In September 1994, I was 24 years old.
Karen and I had married the previous year, spent our honeymoon traveling around Australia, and were now living in a rental unit in Tuart Hill. We had my nanna's old couch in the lounge room - the yellow and brown cushions matched the curtains - and a TV Karen had bought when she was 18. We’d been given a secondhand fridge and had bought an IKEA dining setting which we would keep for many years. My boxing bag hung outside the kitchen window, under a pergola, in a brick-walled patio directly adjacent to Main St, and a Nissan Pulsar sat in the carport, replacing the 1974 Landrover we’d circumnavigated the country in.

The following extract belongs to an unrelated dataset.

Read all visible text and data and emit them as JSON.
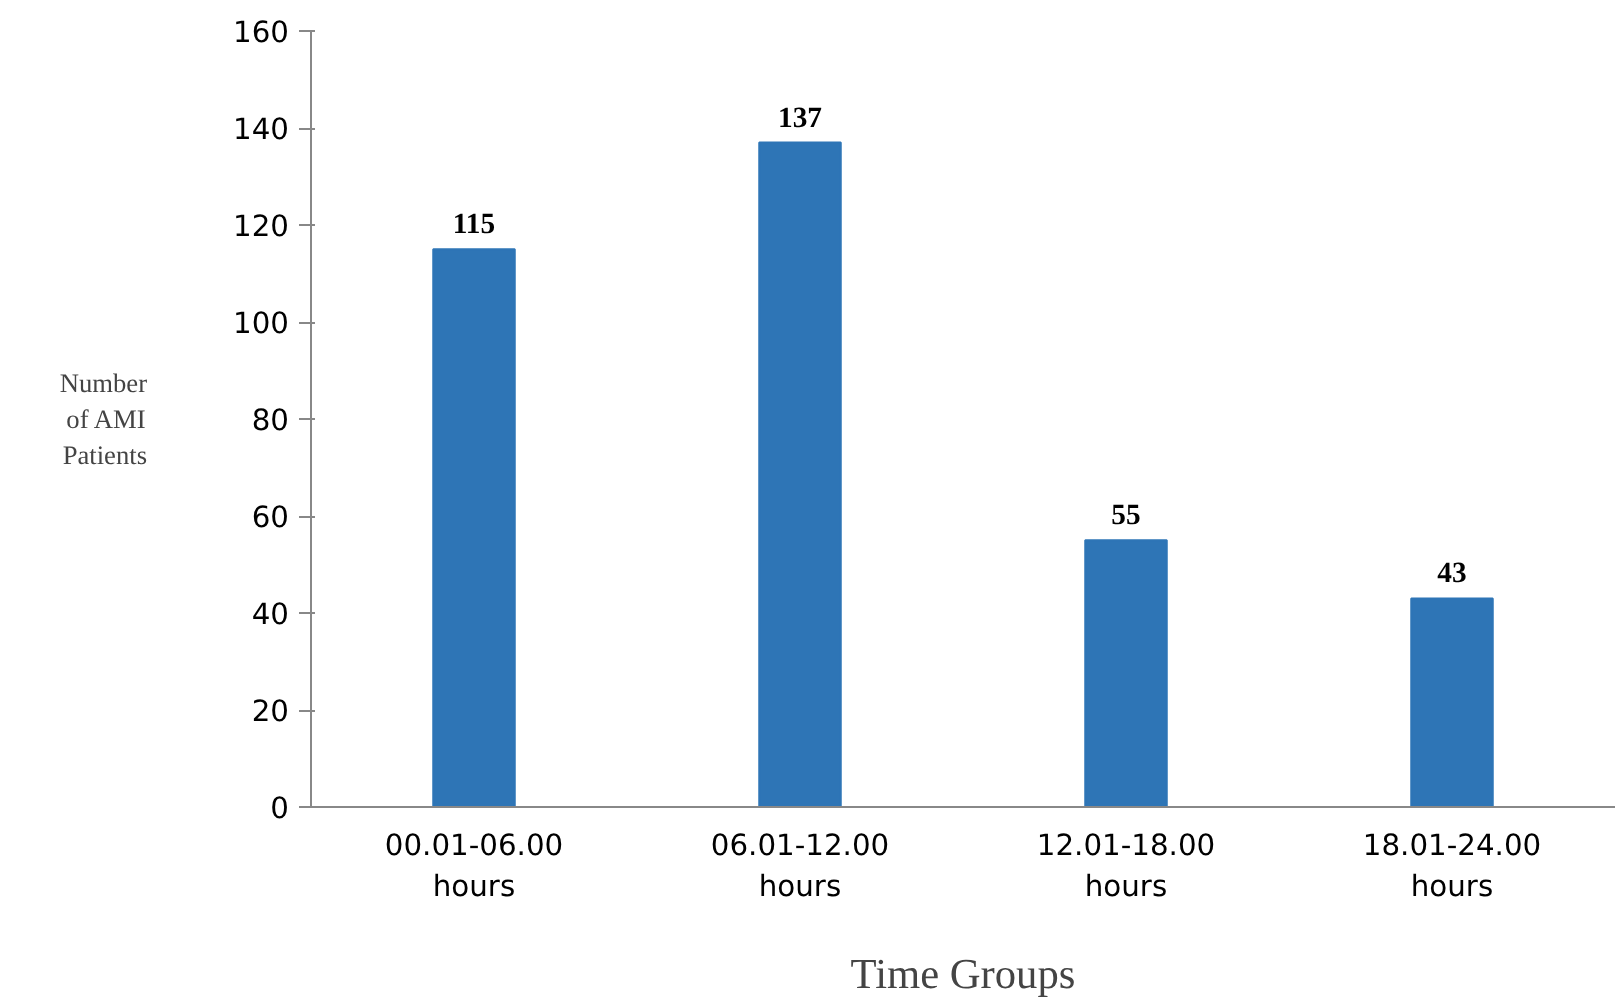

A few months earlier we had signed a contract, with a 19 percent mortgage interest rate, and our future house was being built in a new estate at Quinns Rocks. We drove out there regularly to walk around the site and imagine what it was going to be like.
Karen worked as a receptionist at a pump manufacturer, and I was working as a graduate engineer, for a design firm, on an iron ore project. Both workplaces were located in Osborne Park, which made it easy to get there.
We’d had a fake pregnancy earlier in the year - a blighted ovum - where a sac and placenta start to grow, even though there is no embryo. Karen was now three months pregnant and, while this time we’d had confirmation of the baby, we were waiting for the twenty week ultrasound, and we didn't tell anyone.
Except my mum, that is. We told her about the baby. And we told her the names we had chosen, for a girl and a boy. We told her, because we knew.
We knew she wouldn’t get to hold them. She would never kiss them, play games with them, or read them stories. And she’d never get to feed them cream biscuits from her secret stash.
Mum passed away on the 7th September, 1994.
Twenty five years ago!
Somehow, I’ve now lived just over half my life without the woman who brought me into this world; without the person who taught me about Elvis Presley, how to read and to iron shirts, and why I should fear the plastic soup ladle; without the one who made me....well, me!
I feel sad. I miss her still.
And I feel like crying (okay, I am crying!).
But most of all, I feel grateful.
Grateful for the connection we had, and the love we shared. For what she taught me about about hard work and grit. For the confidence she gave me to be myself. And for the ability to be open and caring, to hug and kiss the people you love often, and to strive to be the best husband and father I can.
Over the past week, I’ve wondered what it would be like to talk to her again.
What would it be like to have her here with me, even if it was just for one day?
So much has happened, what would I say?
Where would I start?
If I wrote a list, would that help?
Of course, I eventually realised I wouldn’t need to say anything.
She would already know! Because mums always seem to know, don't they?
I am running a 50 kilometre trail event on this coming Saturday, 7th September, 2019. My mum will be there; carried by the wind as it shifts between the trees, fills my lungs, cools my skin, takes me forward; in my thoughts and in my being.